1. A double-screw driving type in-mold tapping machine is characterized by comprising a lower double-nut seat; the top of the lower double-nut seat is fixedly provided with a first transmission nut and a bearing seat mounting plate at intervals from left to right; the bearing seat mounting plate is fixedly provided with a bearing seat; a second transmission nut is arranged on the bearing seat; the lower half part of the second transmission nut is in running fit with the inside of the bearing seat; an upper double-nut seat corresponding to the lower double-nut seat is arranged right above the lower double-nut seat; the left side and the right side of the interior of the upper double nut seat are respectively provided with two first bearings and two second bearings at intervals; a first gear rotationally connected with the inner ring of the bearing is arranged between the two first bearings; a second gear rotationally connected with the bearing inner ring is arranged between the two second bearings; the first gear is in gear fit with the second gear; a first transmission screw rod in threaded fit with the first transmission nut is vertically arranged between the first gear and the first transmission nut; a second transmission screw rod in threaded fit with the second transmission nut is vertically arranged between the second gear and the second transmission nut; the second transmission screw is provided with a transmission mechanism for driving the second transmission screw to move.
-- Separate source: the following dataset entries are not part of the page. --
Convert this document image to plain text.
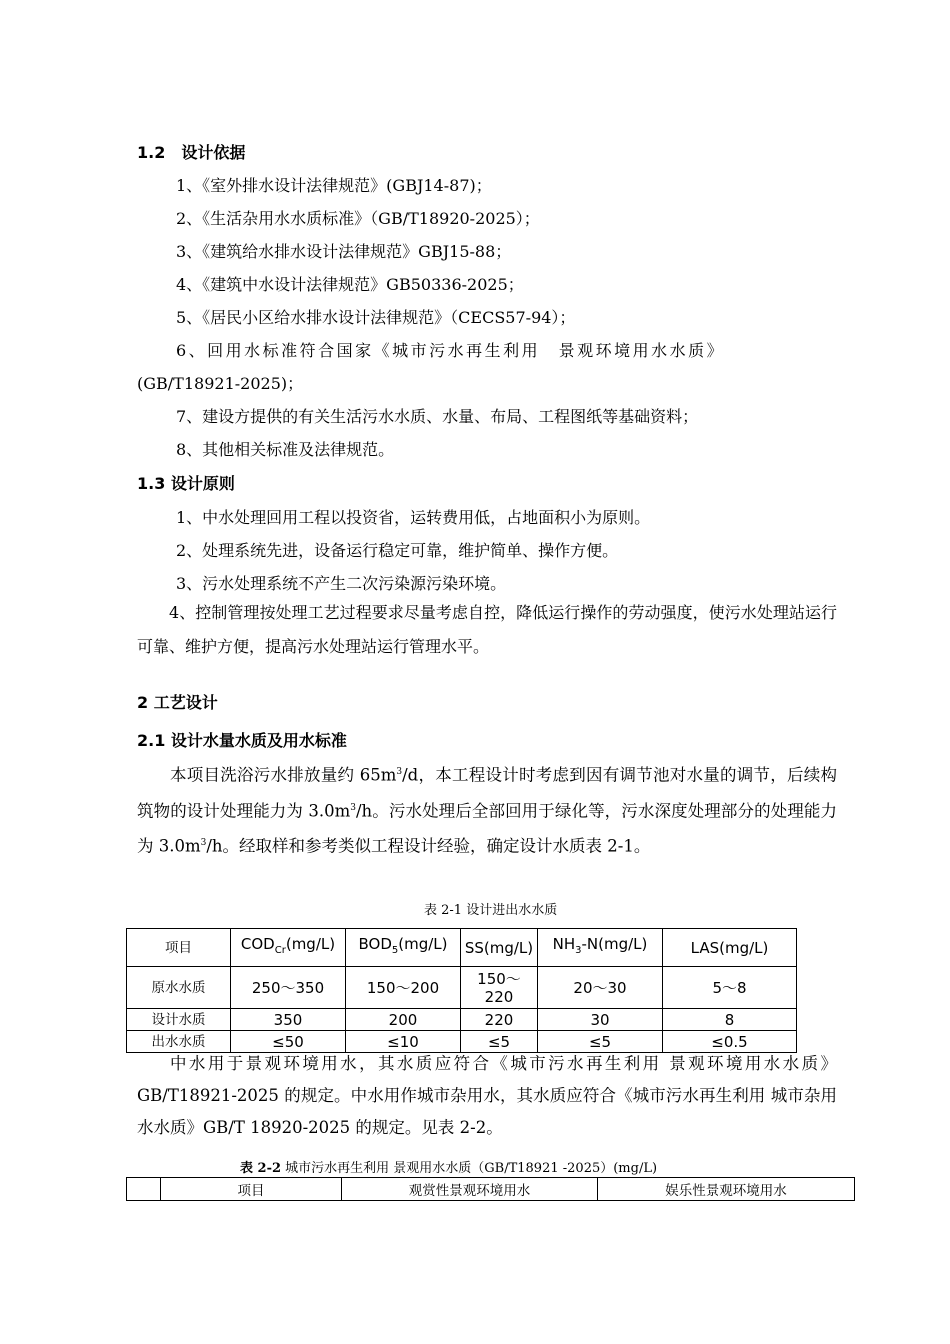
1.2　设计依据
1、《室外排水设计法律规范》(GBJ14-87)；
2、《生活杂用水水质标准》（GB/T18920-2025）；
3、《建筑给水排水设计法律规范》GBJ15-88；
4、《建筑中水设计法律规范》GB50336-2025；
5、《居民小区给水排水设计法律规范》（CECS57-94）；
6、回用水标准符合国家《城市污水再生利用　景观环境用水水质》
(GB/T18921-2025)；
7、建设方提供的有关生活污水水质、水量、布局、工程图纸等基础资料；
8、其他相关标准及法律规范。
1.3 设计原则
1、中水处理回用工程以投资省，运转费用低，占地面积小为原则。
2、处理系统先进，设备运行稳定可靠，维护简单、操作方便。
3、污水处理系统不产生二次污染源污染环境。

4、控制管理按处理工艺过程要求尽量考虑自控，降低运行操作的劳动强度，使污水处理站运行可靠、维护方便，提高污水处理站运行管理水平。

2 工艺设计
2.1 设计水量水质及用水标准

本项目洗浴污水排放量约 $65m^3/d$，本工程设计时考虑到因有调节池对水量的调节，后续构筑物的设计处理能力为 $3.0m^3/h$。污水处理后全部回用于绿化等，污水深度处理部分的处理能力为 $3.0m^3/h$。经取样和参考类似工程设计经验，确定设计水质表 2-1。

表 2-1 设计进出水水质
项目	$COD_{Cr}(mg/L)$	$BOD_5(mg/L)$	SS(mg/L)	$NH_3-N(mg/L)$	LAS(mg/L)
原水水质	250～350	150～200	150～220	20～30	5～8
设计水质	350	200	220	30	8
出水水质	≤50	≤10	≤5	≤5	≤0.5

中水用于景观环境用水，其水质应符合《城市污水再生利用 景观环境用水水质》GB/T18921-2025 的规定。中水用作城市杂用水，其水质应符合《城市污水再生利用 城市杂用水水质》GB/T 18920-2025 的规定。见表 2-2。

表 2-2 城市污水再生利用 景观用水水质（GB/T18921 -2025）(mg/L)
	项目	观赏性景观环境用水	娱乐性景观环境用水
2. The twin-screw drive type in-mold tapping machine according to claim 1, wherein the transmission mechanism comprises a main transmission mechanism and an auxiliary transmission mechanism; the auxiliary transmission mechanism comprises a first box body consisting of a first lower box body and a first upper box body corresponding to the first lower box body; a third gear, a fourth gear and a fifth gear are sequentially arranged in the first box body from left to right; the third gear is meshed with the fourth gear, and the fourth gear is meshed with the fifth gear; the upper side and the lower side of the fourth gear and the fifth gear are both matched with a third bearing in a rotating way; the main transmission mechanism comprises a second box body consisting of a second lower box body and a second upper box body corresponding to the second lower box body; a sixth gear and a seventh gear are sequentially arranged in the second box body from left to right; the upper side and the lower side of the sixth gear are both matched with a fourth bearing in a rotating way; the fifth gear is meshed with the sixth gear; a chuck seat is vertically arranged on the second box body; the bottom of the chuck seat is provided with an extrusion screw tap; and the extrusion screw tap is fixedly connected with the inner ring of the seventh gear.
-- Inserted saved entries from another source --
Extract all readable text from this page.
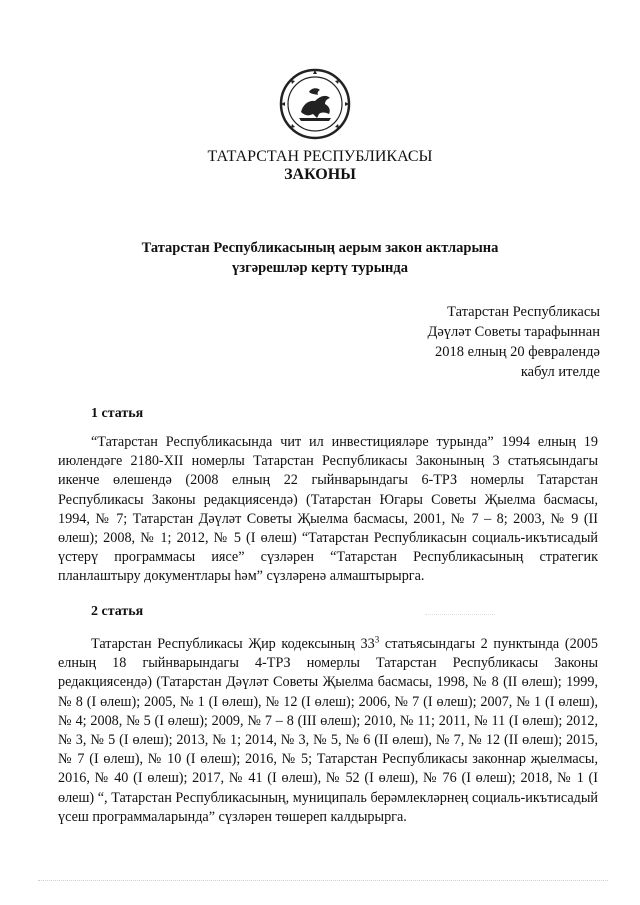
ТАТАРСТАН РЕСПУБЛИКАСЫ
ЗАКОНЫ
Татарстан Республикасының аерым закон актларына
үзгәрешләр кертү турында
Татарстан Республикасы
Дәүләт Советы тарафыннан
2018 елның 20 февралендә
кабул ителде
1 статья

“Татарстан Республикасында чит ил инвестицияләре турында” 1994 елның 19 июлендәге 2180-XII номерлы Татарстан Республикасы Законының 3 статьясындагы икенче өлешендә (2008 елның 22 гыйнварындагы 6-ТРЗ номерлы Татарстан Республикасы Законы редакциясендә) (Татарстан Югары Советы Җыелма басмасы, 1994, № 7; Татарстан Дәүләт Советы Җыелма басмасы, 2001, № 7 – 8; 2003, № 9 (II өлеш); 2008, № 1; 2012, № 5 (I өлеш) “Татарстан Республикасын социаль-икътисадый үстерү программасы иясе” сүзләрен “Татарстан Республикасының стратегик планлаштыру документлары һәм” сүзләренә алмаштырырга.

2 статья

Татарстан Республикасы Җир кодексының $33^3$ статьясындагы 2 пунктында (2005 елның 18 гыйнварындагы 4-ТРЗ номерлы Татарстан Республикасы Законы редакциясендә) (Татарстан Дәүләт Советы Җыелма басмасы, 1998, № 8 (II өлеш); 1999, № 8 (I өлеш); 2005, № 1 (I өлеш), № 12 (I өлеш); 2006, № 7 (I өлеш); 2007, № 1 (I өлеш), № 4; 2008, № 5 (I өлеш); 2009, № 7 – 8 (III өлеш); 2010, № 11; 2011, № 11 (I өлеш); 2012, № 3, № 5 (I өлеш); 2013, № 1; 2014, № 3, № 5, № 6 (II өлеш), № 7, № 12 (II өлеш); 2015, № 7 (I өлеш), № 10 (I өлеш); 2016, № 5; Татарстан Республикасы законнар җыелмасы, 2016, № 40 (I өлеш); 2017, № 41 (I өлеш), № 52 (I өлеш), № 76 (I өлеш); 2018, № 1 (I өлеш) “, Татарстан Республикасының, муниципаль берәмлекләрнең социаль-икътисадый үсеш программаларында” сүзләрен төшереп калдырырга.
3. The double-screw driving type in-mold tapping machine as claimed in claim 2, wherein a mounting plate is fixedly provided at the bottom of the second lower box; the front side and the rear side of the mounting plate are respectively provided with a front pressing plate and a rear pressing plate; fastening blocks are arranged on the left sides of the front pressure plate and the rear pressure plate; a fastening plate is arranged on the left side of the mounting plate; the fastening plate is clamped with the fastening block.
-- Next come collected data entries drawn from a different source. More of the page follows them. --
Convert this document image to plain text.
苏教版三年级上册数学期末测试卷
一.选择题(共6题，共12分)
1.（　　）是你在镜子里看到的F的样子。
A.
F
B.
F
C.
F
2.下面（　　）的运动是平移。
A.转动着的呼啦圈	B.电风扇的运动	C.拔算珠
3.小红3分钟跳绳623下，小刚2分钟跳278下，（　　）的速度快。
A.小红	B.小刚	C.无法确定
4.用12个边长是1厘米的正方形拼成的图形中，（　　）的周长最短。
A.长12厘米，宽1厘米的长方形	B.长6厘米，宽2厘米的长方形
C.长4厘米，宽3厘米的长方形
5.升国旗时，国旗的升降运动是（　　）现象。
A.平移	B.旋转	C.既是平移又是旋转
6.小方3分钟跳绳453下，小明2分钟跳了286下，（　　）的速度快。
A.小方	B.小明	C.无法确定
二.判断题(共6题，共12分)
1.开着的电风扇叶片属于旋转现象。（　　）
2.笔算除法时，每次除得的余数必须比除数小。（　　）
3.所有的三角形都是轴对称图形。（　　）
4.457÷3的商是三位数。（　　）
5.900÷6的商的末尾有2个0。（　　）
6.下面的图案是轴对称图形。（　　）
4. The double-screw driving type in-mold tapping machine as claimed in claim 2, wherein the side surfaces of the first lower box and the second upper box are provided with oil nipples communicating therewith.

5. The twin-screw drive type in-mold tapping machine according to claim 2, wherein the outer wall of the second drive nut is formed with four positioning grooves at equal intervals; a positioning block corresponding to the positioning groove is formed on the inner wall of the third gear; the positioning blocks are clamped with the corresponding positioning grooves.